Das Deutsche Historische Museum gewinnt seine politische Bedeutung als nationale Aufgabe von europäischem Rang besonders vor dem Hintergrund der Teilung unseres Vaterlandes. Es gibt nur eine gemeinsame Geschichte der Deutschen – eine lange, wechselvolle und, vor allem, fortdauernde Geschichte. Indem wir uns mit ihr beschäftigen, halten wir das Bewußtsein wach für das, was alle Deutschen miteinander verbindet. Das Deutsche Historische Museum wird uns zugleich vergegenwärtigen, wie vielfältig unser gemeinsames kulturelles und historisches Erbe ist.

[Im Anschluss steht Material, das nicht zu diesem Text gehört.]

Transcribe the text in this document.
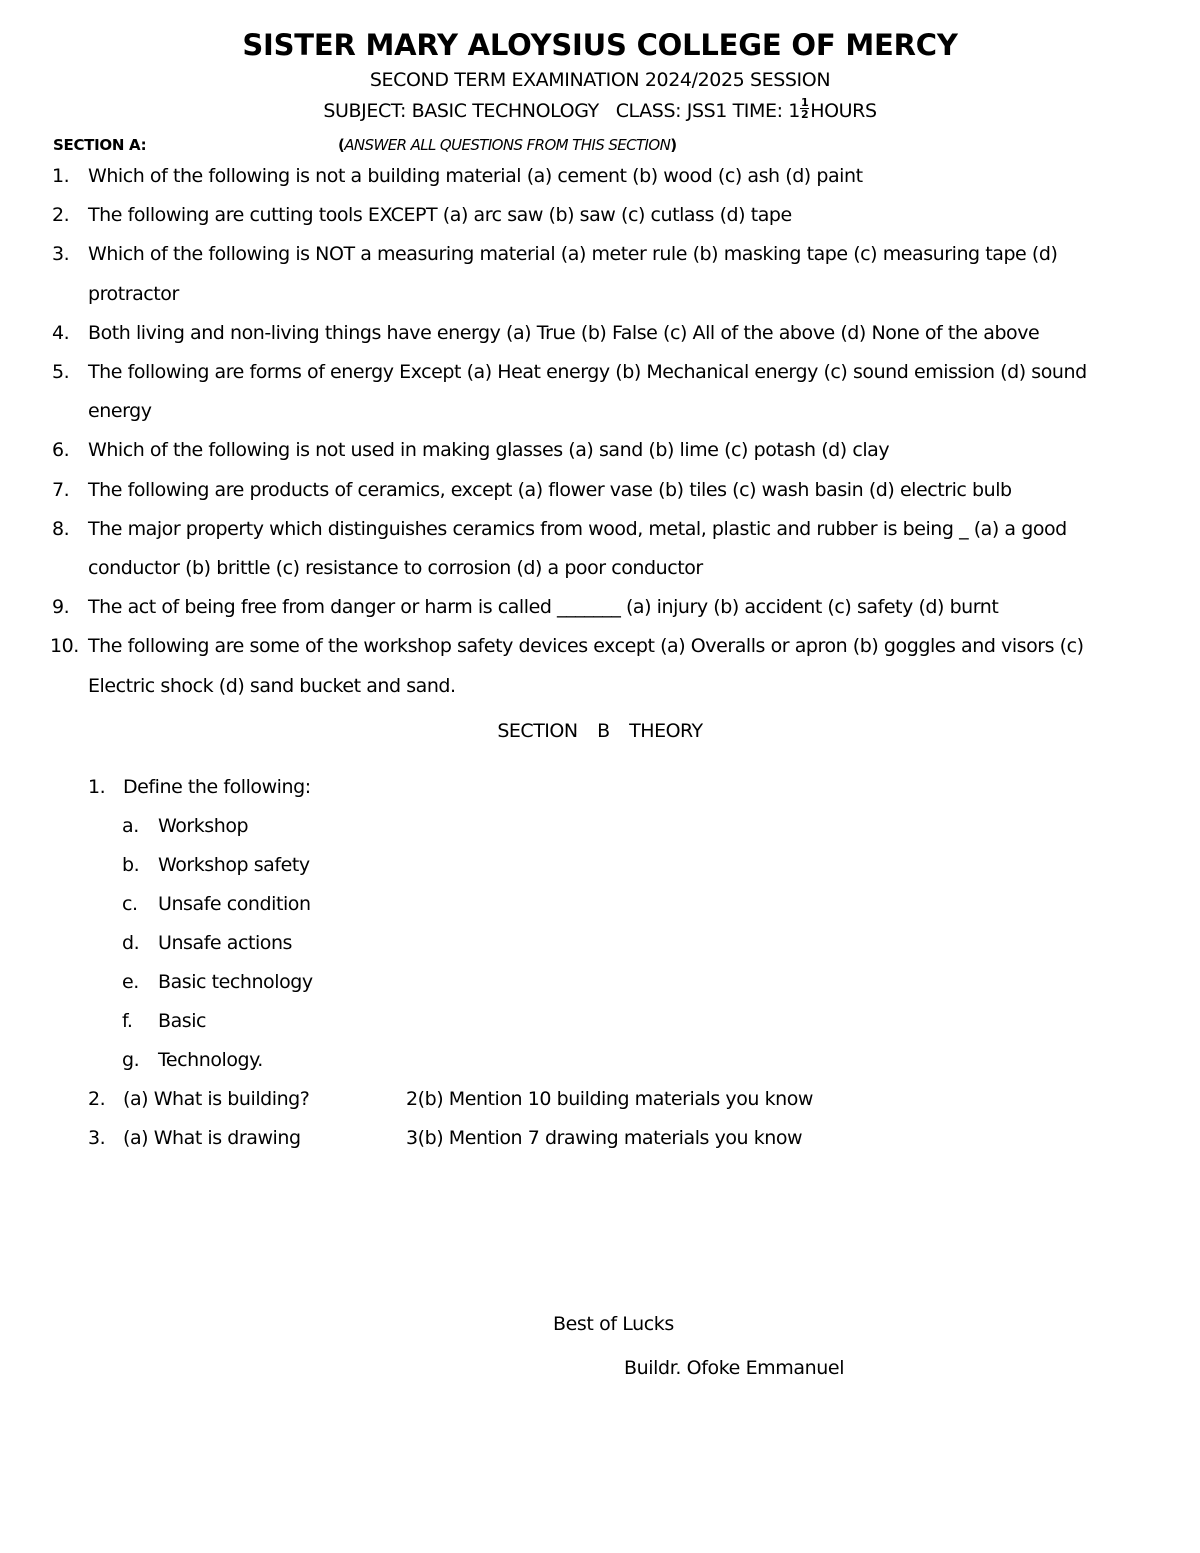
SISTER MARY ALOYSIUS COLLEGE OF MERCY
SECOND TERM EXAMINATION 2024/2025 SESSION
SUBJECT: BASIC TECHNOLOGY   CLASS: JSS1 TIME: $1 \frac{1}{2}$ HOURS
SECTION A:	(ANSWER ALL QUESTIONS FROM THIS SECTION)
1. Which of the following is not a building material (a) cement (b) wood (c) ash (d) paint
2. The following are cutting tools EXCEPT (a) arc saw (b) saw (c) cutlass (d) tape
3. Which of the following is NOT a measuring material (a) meter rule (b) masking tape (c) measuring tape (d)
protractor
4. Both living and non-living things have energy (a) True (b) False (c) All of the above (d) None of the above
5. The following are forms of energy Except (a) Heat energy (b) Mechanical energy (c) sound emission (d) sound
energy
6. Which of the following is not used in making glasses (a) sand (b) lime (c) potash (d) clay
7. The following are products of ceramics, except (a) flower vase (b) tiles (c) wash basin (d) electric bulb
8. The major property which distinguishes ceramics from wood, metal, plastic and rubber is being _ (a) a good
conductor (b) brittle (c) resistance to corrosion (d) a poor conductor
9. The act of being free from danger or harm is called _______ (a) injury (b) accident (c) safety (d) burnt
10. The following are some of the workshop safety devices except (a) Overalls or apron (b) goggles and visors (c)
Electric shock (d) sand bucket and sand.
SECTION B THEORY
1. Define the following:
a. Workshop
b. Workshop safety
c. Unsafe condition
d. Unsafe actions
e. Basic technology
f. Basic
g. Technology.
2. (a) What is building?	2(b) Mention 10 building materials you know
3. (a) What is drawing	3(b) Mention 7 drawing materials you know
Best of Lucks
Buildr. Ofoke Emmanuel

Ich möchte diese Bedeutung des Museums auch mit dem Geschenk hervorheben, das ich Ihnen, Herr Dr. Stölzl, als dem Direktor des Deutschen Historischen Museums nachher überreichen werde. Es handelt sich um die erste gedruckte Ausgabe des Deutschlandliedes von Hofmann von Fallersleben. Sein leidenschaftliches Plädoyer für „Einigkeit und Recht und Freiheit für das deutsche Vaterland", hat sich seither als das entscheidende Leitmotiv der deutschen Geschichte bis auf den heutigen Tag erwiesen. Der Wunsch der Menschen nach Freiheit, nach Selbstbestimmung und nach Einheit ist ungebrochen. Er läßt sich nicht unterdrücken – und sei es in einer noch so langen Periode der Unfreiheit und der Fremdbestimmung. Allein dies berechtigt uns zu der Zuversicht, daß die gegenwärtige Teilung der Nation auf Dauer keinen Bestand haben wird.